By Stewart McLean
Animal skulls, tree bark, herbs, roots and bubbling pots - all have a role in southern Africa's traditional medicine, which is flourishing even in Johannesburg's central business district.
When I enquire about a cure for my cold, I am not expecting to be handed the head of a deadly black mamba snake.
But that is exactly what Fikile Sikhali pulls from a plastic supermarket carrier bag as I describe my recent symptoms.
Pointing to the reptile's fangs, gleaming proudly from a lifeless jaw that has been propped open with a match stick, she shows how me to grind the snake's head in a steel pestle and mortar, sprinkle the acrid grey powder on my hand and lick it off to absorb its nutrients.
Faraday market is one of Johannesburg's two main muti markets
Within hours, she says, I will feel stronger, healthier and better equipped to fight off that lingering sniffle.
The unusual prescription is one of hundreds given every day at the Faraday muti market in Johannesburg - a colourful, ramshackle collection of more than 100 stalls run by traditional healers from across South Africa and its neighbouring nations.
Alongside the snake heads, Fikile's stock includes the skins of various mammals, cow bones, sheep trotters, and even the entire skull of a buffalo.
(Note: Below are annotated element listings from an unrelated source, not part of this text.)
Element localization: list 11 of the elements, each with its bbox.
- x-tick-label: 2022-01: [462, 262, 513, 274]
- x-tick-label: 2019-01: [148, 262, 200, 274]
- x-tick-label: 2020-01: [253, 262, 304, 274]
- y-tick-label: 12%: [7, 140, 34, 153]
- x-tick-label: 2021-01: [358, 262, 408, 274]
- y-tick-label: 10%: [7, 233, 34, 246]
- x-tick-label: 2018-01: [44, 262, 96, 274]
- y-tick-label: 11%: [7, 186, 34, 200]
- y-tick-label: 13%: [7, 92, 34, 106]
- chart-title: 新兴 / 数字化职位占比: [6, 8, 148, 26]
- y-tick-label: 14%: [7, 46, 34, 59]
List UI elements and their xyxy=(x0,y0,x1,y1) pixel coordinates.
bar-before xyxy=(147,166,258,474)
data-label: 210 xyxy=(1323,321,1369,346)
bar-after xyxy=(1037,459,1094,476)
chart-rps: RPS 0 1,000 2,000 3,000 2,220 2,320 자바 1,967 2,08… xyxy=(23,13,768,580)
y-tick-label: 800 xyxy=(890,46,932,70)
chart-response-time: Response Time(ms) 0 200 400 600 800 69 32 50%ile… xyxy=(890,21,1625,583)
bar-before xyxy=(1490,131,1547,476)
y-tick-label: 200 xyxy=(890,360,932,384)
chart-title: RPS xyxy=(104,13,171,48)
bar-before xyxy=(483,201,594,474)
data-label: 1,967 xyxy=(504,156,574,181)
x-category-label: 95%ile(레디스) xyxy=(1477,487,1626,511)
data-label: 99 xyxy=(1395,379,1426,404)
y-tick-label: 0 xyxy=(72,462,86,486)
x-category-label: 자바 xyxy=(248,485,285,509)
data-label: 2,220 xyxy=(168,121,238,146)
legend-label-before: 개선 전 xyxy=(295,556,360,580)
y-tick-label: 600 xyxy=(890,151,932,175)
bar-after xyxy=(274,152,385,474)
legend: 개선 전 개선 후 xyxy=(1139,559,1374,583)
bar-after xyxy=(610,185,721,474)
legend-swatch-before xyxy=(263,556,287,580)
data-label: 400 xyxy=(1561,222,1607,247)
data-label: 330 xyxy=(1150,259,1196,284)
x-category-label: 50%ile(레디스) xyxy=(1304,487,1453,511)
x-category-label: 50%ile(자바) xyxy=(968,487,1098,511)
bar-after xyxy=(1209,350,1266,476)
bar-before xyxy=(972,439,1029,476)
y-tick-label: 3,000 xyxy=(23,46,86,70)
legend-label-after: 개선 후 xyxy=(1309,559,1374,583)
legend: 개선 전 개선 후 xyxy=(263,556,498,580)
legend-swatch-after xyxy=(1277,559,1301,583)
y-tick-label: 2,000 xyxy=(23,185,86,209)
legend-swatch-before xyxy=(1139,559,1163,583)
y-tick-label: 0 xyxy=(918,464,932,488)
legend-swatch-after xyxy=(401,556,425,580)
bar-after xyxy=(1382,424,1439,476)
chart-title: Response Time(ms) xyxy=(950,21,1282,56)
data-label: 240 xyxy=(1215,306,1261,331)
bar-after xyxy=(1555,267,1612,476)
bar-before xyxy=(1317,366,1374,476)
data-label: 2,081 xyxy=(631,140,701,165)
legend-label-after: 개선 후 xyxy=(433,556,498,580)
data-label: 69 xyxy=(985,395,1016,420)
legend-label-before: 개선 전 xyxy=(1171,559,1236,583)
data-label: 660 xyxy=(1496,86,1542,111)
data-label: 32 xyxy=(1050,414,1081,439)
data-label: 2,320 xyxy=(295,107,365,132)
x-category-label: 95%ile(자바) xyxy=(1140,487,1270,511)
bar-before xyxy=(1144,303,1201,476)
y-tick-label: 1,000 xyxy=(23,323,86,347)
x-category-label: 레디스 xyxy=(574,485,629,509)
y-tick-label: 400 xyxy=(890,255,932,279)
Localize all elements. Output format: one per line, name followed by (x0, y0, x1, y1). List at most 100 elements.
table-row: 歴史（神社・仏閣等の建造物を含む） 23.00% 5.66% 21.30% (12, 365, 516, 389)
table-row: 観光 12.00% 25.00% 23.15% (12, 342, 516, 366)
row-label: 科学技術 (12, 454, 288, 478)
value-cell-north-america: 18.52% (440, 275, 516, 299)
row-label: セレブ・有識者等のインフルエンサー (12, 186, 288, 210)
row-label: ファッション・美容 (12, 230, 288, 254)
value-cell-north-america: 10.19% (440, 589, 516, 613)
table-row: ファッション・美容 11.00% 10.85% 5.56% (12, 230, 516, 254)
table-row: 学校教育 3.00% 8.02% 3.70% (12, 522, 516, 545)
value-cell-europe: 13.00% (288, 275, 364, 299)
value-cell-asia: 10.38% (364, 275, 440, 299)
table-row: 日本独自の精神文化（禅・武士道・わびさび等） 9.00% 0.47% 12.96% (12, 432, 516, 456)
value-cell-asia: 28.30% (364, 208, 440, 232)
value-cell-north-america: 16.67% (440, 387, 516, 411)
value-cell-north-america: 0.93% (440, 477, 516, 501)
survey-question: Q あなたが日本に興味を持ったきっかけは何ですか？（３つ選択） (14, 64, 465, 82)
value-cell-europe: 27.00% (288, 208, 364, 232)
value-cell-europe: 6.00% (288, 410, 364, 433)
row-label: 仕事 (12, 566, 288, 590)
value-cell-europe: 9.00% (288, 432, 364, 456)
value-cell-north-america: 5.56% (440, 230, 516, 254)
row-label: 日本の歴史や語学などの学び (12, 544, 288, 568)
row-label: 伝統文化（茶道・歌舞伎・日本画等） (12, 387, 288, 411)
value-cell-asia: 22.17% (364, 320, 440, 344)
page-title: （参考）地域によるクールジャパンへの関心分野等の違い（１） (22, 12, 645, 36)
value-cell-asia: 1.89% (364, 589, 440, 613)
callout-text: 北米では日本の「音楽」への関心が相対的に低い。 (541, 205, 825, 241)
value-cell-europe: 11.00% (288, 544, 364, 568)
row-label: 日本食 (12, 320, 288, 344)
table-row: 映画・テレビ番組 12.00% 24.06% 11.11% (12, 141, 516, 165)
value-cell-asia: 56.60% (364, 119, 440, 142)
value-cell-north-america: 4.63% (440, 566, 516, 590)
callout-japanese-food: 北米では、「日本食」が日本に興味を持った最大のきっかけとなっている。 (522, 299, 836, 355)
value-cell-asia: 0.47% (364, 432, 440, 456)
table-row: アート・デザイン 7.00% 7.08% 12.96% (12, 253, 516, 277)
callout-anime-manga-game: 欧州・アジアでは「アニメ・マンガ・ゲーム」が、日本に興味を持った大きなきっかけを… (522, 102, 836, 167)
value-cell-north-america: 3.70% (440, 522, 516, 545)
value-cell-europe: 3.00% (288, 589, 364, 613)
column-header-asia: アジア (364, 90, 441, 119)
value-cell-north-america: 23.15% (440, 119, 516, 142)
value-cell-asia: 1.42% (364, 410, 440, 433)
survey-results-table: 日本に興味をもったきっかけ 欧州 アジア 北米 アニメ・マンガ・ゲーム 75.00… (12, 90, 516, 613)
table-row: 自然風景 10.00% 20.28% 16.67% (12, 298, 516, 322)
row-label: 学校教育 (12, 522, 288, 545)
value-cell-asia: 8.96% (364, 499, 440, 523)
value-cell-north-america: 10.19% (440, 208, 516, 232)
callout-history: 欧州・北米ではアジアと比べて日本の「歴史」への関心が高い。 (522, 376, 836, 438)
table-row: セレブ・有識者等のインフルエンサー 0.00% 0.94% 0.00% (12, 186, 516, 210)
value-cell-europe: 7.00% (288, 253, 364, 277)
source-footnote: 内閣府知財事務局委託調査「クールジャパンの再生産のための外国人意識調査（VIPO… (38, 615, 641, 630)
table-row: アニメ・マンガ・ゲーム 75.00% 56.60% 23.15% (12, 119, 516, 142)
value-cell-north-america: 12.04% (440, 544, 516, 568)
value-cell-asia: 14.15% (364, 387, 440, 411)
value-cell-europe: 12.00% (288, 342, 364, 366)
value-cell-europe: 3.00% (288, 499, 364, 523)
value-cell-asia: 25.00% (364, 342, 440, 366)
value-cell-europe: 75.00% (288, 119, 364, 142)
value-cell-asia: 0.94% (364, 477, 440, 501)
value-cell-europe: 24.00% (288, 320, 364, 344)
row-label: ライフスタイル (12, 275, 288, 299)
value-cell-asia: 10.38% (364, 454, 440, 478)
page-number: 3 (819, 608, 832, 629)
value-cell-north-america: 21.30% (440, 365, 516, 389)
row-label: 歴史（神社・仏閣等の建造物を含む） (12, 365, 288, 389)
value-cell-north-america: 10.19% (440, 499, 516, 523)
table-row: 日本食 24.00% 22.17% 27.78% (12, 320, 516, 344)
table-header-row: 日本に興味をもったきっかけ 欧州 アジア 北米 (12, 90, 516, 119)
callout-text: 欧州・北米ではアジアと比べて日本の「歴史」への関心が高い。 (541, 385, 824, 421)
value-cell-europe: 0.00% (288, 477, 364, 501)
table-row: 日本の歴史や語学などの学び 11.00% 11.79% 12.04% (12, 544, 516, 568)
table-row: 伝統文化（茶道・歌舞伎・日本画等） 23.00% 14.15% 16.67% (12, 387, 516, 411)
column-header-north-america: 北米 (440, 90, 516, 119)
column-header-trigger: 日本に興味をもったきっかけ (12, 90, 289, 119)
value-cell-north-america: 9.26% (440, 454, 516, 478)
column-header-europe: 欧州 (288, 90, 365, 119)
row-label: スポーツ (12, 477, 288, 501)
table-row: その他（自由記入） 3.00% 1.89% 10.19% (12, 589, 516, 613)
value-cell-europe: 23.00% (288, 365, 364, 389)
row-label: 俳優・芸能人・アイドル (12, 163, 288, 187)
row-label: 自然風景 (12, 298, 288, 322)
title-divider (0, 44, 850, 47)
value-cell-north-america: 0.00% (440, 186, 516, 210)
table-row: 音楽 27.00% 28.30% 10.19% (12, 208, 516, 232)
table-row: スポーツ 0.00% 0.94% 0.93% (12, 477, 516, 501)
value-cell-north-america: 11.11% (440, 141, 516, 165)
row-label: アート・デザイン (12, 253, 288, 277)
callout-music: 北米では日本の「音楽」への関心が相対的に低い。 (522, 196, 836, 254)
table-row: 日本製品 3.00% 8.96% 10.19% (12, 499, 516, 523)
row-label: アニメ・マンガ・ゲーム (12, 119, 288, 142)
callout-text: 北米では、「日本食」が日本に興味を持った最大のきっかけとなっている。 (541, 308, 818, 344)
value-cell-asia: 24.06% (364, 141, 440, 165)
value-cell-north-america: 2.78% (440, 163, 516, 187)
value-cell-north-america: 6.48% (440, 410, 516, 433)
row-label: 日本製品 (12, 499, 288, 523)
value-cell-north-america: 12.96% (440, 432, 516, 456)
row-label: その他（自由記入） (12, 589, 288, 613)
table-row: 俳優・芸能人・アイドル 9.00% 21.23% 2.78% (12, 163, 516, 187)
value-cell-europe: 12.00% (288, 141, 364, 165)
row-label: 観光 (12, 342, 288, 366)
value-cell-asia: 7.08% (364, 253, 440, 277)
Each item, she tells me, has its own particular use and value in the world of muti - the traditional medicine practised widely across southern Africa.
And rising from her rickety bench - dressed in modern clothes and with her face vividly daubed with a layer of orange clay - Fikile eagerly introduces me to the offerings on the other intriguing stalls nearby.
One man's table is piled high with sacks of ground-up tree bark for curing headaches and impotence.
The Traditional Healers Association claims to have almost 30,000 members who each see, on average, 30 patients a day
Another is selling recycled whisky and Coca-Cola bottles filled with glowing liquids.
And his neighbour has hanging the huge skin of what once was a 20-foot (six-metre) python - to be ground into a powerful powder which can improve one's internal life force.
The Faraday stalls form one of two established muti markets in Johannesburg.
Both serve the needs of thousands of inyangas and sangomas - the local words for traditional healers - from the multitude of tribes which form the Nguni societies, including in South Africa the Zulu, Xhosa and Swazi groups.
For the uninitiated, the stench of rotting animal carcasses in the sweltering heat, the presence of several thousand persistent flies and the lack of any conventionally-trained practitioners could make both sites seem unlikely places to seek medical assistance.
Certainly, to visitors, the thronging markets can seem decidedly otherworldly and unsettling.
Even after two years living in South Africa, I definitely feel like a foreigner as I watch the exuberantly-dressed sangomas adorned with strings of shells and bright strips of cloth shopping for the vital ingredients needed to treat their patients in the country's rural areas or densely-packed townships.
Yet the dilapidated stalls lie inside Johannesburg's Central Business District - the bustling city centre which contains the skyscrapers and office blocks of Africa's richest city.
There is a traditional healer in almost every community
And the presence of the healers' markets at the heart of modern Joburg is striking proof that traditional medicine in South Africa is anything but a marginal industry or sideshow.
The country's healers are strictly regulated by law and represented by the Traditional Healers Association which claims to have almost 30,000 members who each see, on average, 30 patients a day.
It says around three-quarters of South Africans use traditional medicine each year, and claims the number doing so has increased considerably over the last five decades - suggesting that as the country's population has grown so too has the faith in the healing techniques of the ancestors.
The healers themselves, by all accounts, make a good living in a country where millions survive on a pittance.
There are concerns in some quarters about patients, including pregnant mothers who choose to remain disengaged from state-run sources of treatment.
But those who support the vibrant trade maintain traditional medicines - when taken in conjunction with a traditional lifestyle - can be a solution as powerful as anything the multinational drugs companies can produce.
And in a country where public healthcare for the poor can be patchy or too distant, the presence of traditional healers in virtually all local communities means that someone is, at least, on hand to offer guidance and counselling.
Perhaps the biggest current threat to the industry, like so much in the world, is the global economic crisis.
Back at the Faraday market stall-holder Mamphumelo Dladla admits trade recently has slumped.
"We used to have many customers a day," the Zulu salesman tells me from his perch on an upturned crate.
"Now people do not have jobs and the business is far less," he says.
"At the moment many people are so poor they cannot afford treatment."
Surrounded by snake heads, animal carcasses and pots bubbling with unidentified liquids, that remains the most unsettling thought of all.